Personal information
- Date of birth: 11 September 1972 (age 52)
- Place of birth: West Berlin, West Germany
- Height: 1.88 m (6 ft 2 in)
- Position(s): Goalkeeper

Youth career
- 0000–1987: Tennis Borussia Berlin
- 1987–1991: SSV Reutlingen

Senior career*
- Years: Team / Apps / (Gls)
- 1991–1994: SSV Ulm / 20 / (0)
- 1994–1997: SpVgg Fürth / 97 / (0)
- 1997–1999: 1. FC Köln / 41 / (0)
- 1999–2000: MSV Duisburg / 12 / (0)
- 2001–2005: Eintracht Frankfurt / 0 / (0)
- Total:  / 170 / (0)

Managerial career
- 2011–2016: VfB Stuttgart (goalkeeping coach)
- 2018–2021: 1. FC Köln (goalkeeping coach)
- 2022–: Hertha BSC (goalkeeping coach)

= Andreas Menger =

German footballer (born 1972)

Andreas Menger (born 11 September 1972) is a German former professional footballer who is goalkeeping coach of Hertha BSC.

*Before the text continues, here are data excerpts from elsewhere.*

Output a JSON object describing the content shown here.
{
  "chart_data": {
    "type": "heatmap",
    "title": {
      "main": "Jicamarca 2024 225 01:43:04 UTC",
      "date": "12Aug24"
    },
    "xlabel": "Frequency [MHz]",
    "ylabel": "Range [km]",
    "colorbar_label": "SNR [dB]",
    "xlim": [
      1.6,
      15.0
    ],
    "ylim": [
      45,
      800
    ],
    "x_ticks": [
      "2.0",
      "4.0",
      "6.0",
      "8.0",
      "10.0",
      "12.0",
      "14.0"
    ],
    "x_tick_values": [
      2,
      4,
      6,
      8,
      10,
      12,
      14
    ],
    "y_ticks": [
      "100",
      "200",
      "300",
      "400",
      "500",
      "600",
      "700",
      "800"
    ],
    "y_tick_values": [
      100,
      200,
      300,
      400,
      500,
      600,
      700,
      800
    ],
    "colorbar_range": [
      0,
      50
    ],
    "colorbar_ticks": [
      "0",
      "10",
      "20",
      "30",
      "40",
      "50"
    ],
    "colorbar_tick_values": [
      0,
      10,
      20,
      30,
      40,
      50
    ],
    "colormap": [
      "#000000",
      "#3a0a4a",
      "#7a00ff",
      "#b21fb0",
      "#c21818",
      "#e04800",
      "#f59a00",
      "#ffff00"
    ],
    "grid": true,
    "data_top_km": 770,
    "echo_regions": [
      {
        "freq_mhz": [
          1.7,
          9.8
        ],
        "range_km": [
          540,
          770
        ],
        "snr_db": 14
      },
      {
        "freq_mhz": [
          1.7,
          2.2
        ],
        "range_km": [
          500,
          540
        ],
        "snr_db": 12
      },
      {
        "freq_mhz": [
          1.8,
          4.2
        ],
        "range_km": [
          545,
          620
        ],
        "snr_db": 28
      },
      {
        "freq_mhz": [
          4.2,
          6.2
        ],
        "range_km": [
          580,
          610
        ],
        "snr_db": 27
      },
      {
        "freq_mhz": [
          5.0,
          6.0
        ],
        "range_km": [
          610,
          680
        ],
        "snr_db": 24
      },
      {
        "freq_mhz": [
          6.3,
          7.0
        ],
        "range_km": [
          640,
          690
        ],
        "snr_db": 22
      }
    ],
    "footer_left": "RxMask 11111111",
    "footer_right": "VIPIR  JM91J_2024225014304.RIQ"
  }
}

Menger was born in West Berlin. A goalkeeper, played in German professional football between 1997 until 2005. But merely in his first season at the Cologne side he assured a regular spot. After the Billy Goats relegated, he had only eight appearances. In winter of the 1998–99 season, he was transferred to MSV Duisburg. While playing twelve times with the Zebras, he never played in one game when he was under contract for Frankfurt. Nevertheless, the executives were convinced of his abilities and from 2005 to 2011 he was the goalkeeping coach of the eagles, after splitting his duties between being a stand-by goalkeeper and coaching the keepers.

In July 2011, Menger became new goalkeeping coach of VfB Stuttgart. On 8 January 2013, Menger extended his contract with VfB Stuttgart until June 2016. Since January 2018, Menger has been the goalkeeping coach of 1. FC Köln.